Hello, my name is Inès Leonarduzzi, I am an author and entrepreneur. My father is of Italian and Croatian origin, and my mother is Berber from Algeria. I grew up in Normandy in a small village and now live in Paris with my partner and our son.
My hair is very important to me, it is a powerful feminine heritage in Mediterranean culture, as it is in many cultures. You can tell so much about a woman just from her hair.
As a child, my hair was very thick, very dry, and very curly, even frizzy. It was difficult to style to the point that my father, without consulting my mother, cut my hair himself when I was 5 years old to spend less time on it. I ended up with a thick, irregular, and unmanageable bowl cut.
Unfortunately, I developed a complex very early on. Like other young girls of North African or African origin, I was influenced by Western beauty standards. To be beautiful, you had to have "smooth and disciplined" hair. I remember hairdressers touching our hair in front of other clients, exclaiming, "But we can't style this!" I felt so ashamed. Interestingly, the word "disciplined" implied that we were rebels by nature, that by essence, we didn't fit into the molds. And our reflection in the mirror reminded us of that daily.
I thus long harbored a dislike for my hair.
During my higher education, I repeated my father's gesture, going further. I shaved my head. And I liked it. It was a phase in my life where I felt my personality emerging, my way of thinking becoming firmer, me who had been shy and lacking confidence until then. I started having political opinions, opinions about the world, many things were changing in my life, and I wanted to free myself from collectively accepted beauty standards. You could say it was my Britney moment.
I then wore my hair long, then in a bob like in the 1940s. By gaining confidence in myself, exploring my abilities and other beauty assets that I could develop (humor, friendliness, knowledge, my relationship with my body, with my skin, with others...), my hair became less of a stressful obsession and more of a care that made me feel good.

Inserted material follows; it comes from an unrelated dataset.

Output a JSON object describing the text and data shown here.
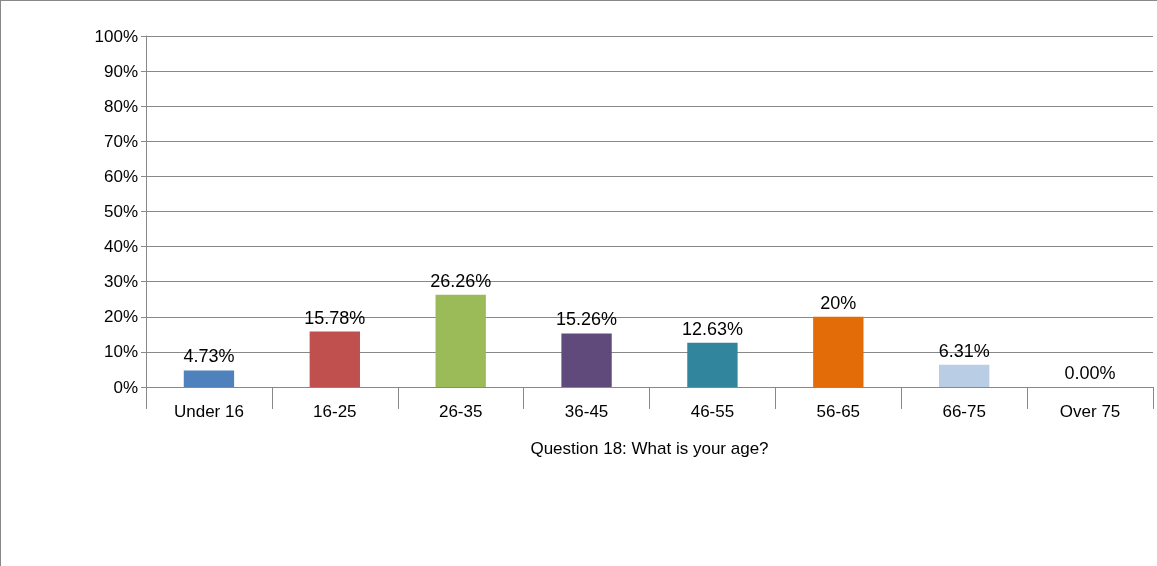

Today, I straighten my hair because I wouldn't know how to find the time to work with curly hair as I desire, I'm too demanding, but I dream of it! And paradoxically, I am less and less in control. I would never have thought I could leave my house without blow-drying my hair or sleep with wet hair and manage it the next day. Yet today, it's no longer a problem. I think that's the beauty of getting older: you learn to love yourself as you are, and the people around you find you beautiful because you find yourself beautiful.
I would like to tell little girls with frizzy, dry, and "unmanageable" hair that it's not up to them to adapt; it's the others who need to understand that beauty comes in a thousand and one forms. A massive effort to denormalize beauty is still needed.
As for my hair, I do a lot of treatments. Living in a polluted city, I have to be doubly careful (as I do with my skin). The priority gesture is not to neglect shampoo, which is often done too quickly. Taking care of myself is part of how I treat myself. These rituals are structuring mentally and even spiritually. When my skin and hair are clean and healthy, I am more disposed to think better, be more creative, and be more serene. It might be surprising, but a healthy mind works better in a healthy body, an expression dating back to ancient Greece. My mother, a Muslim, taught me that God loves beauty; beauty begins with cleanliness and body care.
I apply sunscreen to my hair every day in summer. And I also try not to overuse heated appliances.
In summer and winter, on vacation, I take the opportunity to use an argan oil bath on my hair, a habit inherited from my mother.
We often tend to confuse the need for fat and the need for water. Oil nourishes, but hair, like skin, also needs hydration. Both are essential. To hydrate, you need to drink water regularly. I also like, for example, to apply aloe vera gel as a treatment.
Take care of your hair, they protect an even greater beauty asset: your brain.